The officer had beat up a Class XII student on the afternoon of October 4, while he was waiting to see Buddha’s relics (Ringsel) displayed at Tendrelthang.
According to the 19-year-old commerce student, who suffered wounds on the head and bruises on the back from the beating, the incident occurred after the officer had asked the students to go home without seeing the sacred relics. The student then went up to request him that they would only go after seeing the relics, as they had waited for more than two hours.
The student alleged that, before he could complete his sentence, the officer shouted at him, caught him by the ‘kera’ and dragged him to the police control room, where the officer pushed, punched and kicked him.
The student alleged that he was then taken into another room inside and beaten again. “People working inside that room went out the moment they saw the officer, and he latched the door and continued beating me,” the student said.
He also alleged, pointing to a wound, that he became unconscious after the officer kicked him on the head.
The student also alleged that the officer then asked him to write an apology letter, stating that he was at fault for going against the police but, when he refused to write according to the instruction, the officer told the constables to take him to the police station. He said the officer came to the station an hour and half later, read out some clauses from a book, and said he had obstructed the police and was liable to a month in prison.
The student was, however, sent home in the evening.

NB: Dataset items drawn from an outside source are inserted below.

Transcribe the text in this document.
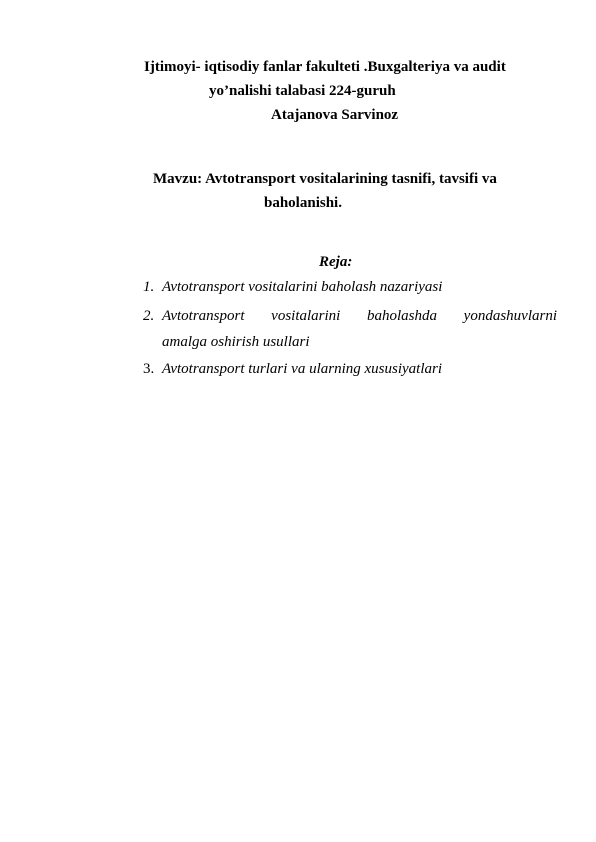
Ijtimoyi- iqtisodiy fanlar fakulteti .Buxgalteriya va audit
yo’nalishi talabasi 224-guruh
Atajanova Sarvinoz
Mavzu: Avtotransport vositalarining tasnifi, tavsifi va
baholanishi.
Reja:
1. Avtotransport vositalarini baholash nazariyasi
2. Avtotransport vositalarini baholashda yondashuvlarni
amalga oshirish usullari
3. Avtotransport turlari va ularning xususiyatlari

A student, who was standing next to the victim, said he went to call friends after the officer dragged him, but they could not find where the officer had taken their friend in the crowd.
Another Class XII student, said a woman came running to him, telling him that a police officer was beating someone wearing the YHSS school uniform.
YHSS teachers expressed their disbelief and said it was totally disheartening. “We didn’t expect such things from people, who are supposed to uphold law and order,” a teacher said. “Such acts not only humiliated the student, but also threatened his life as he was taken into custody without informing the teachers.”
Another teacher, who taught the boy for about four years, said they were unhappy because it happened to a student, who would not go against anyone in school. The boy’s parents are in Lhamoizingkha to celebrate Dassain and on their way back after school authorities informed them about the incident.
The officer in question said he cannot make any comments because he is involved.
The police chief, Brigedier Kipchu Namgyel, said the police would institute an inquiry and see what went wrong, and will take action against the officer. “I’ll personally go to school and apologise to the teachers and students on Monday,” he said. The inquiry will be instituted after the important events in the coming weeks are over.
He also said that, although the student made a mistake by parting from the crowd and approaching the officer, they were children and should be dealt with differently. “Police don’t encourage manhandling,” he said.
Another police officer said the police were under a lot of stress and pressure, preparing for the coming important week.
Meanwhile, the long lines waiting at Tendrelthang on October 4 broke the moment it started raining heavily. They had to literally pull out people, who tried to jump the queue and send them back.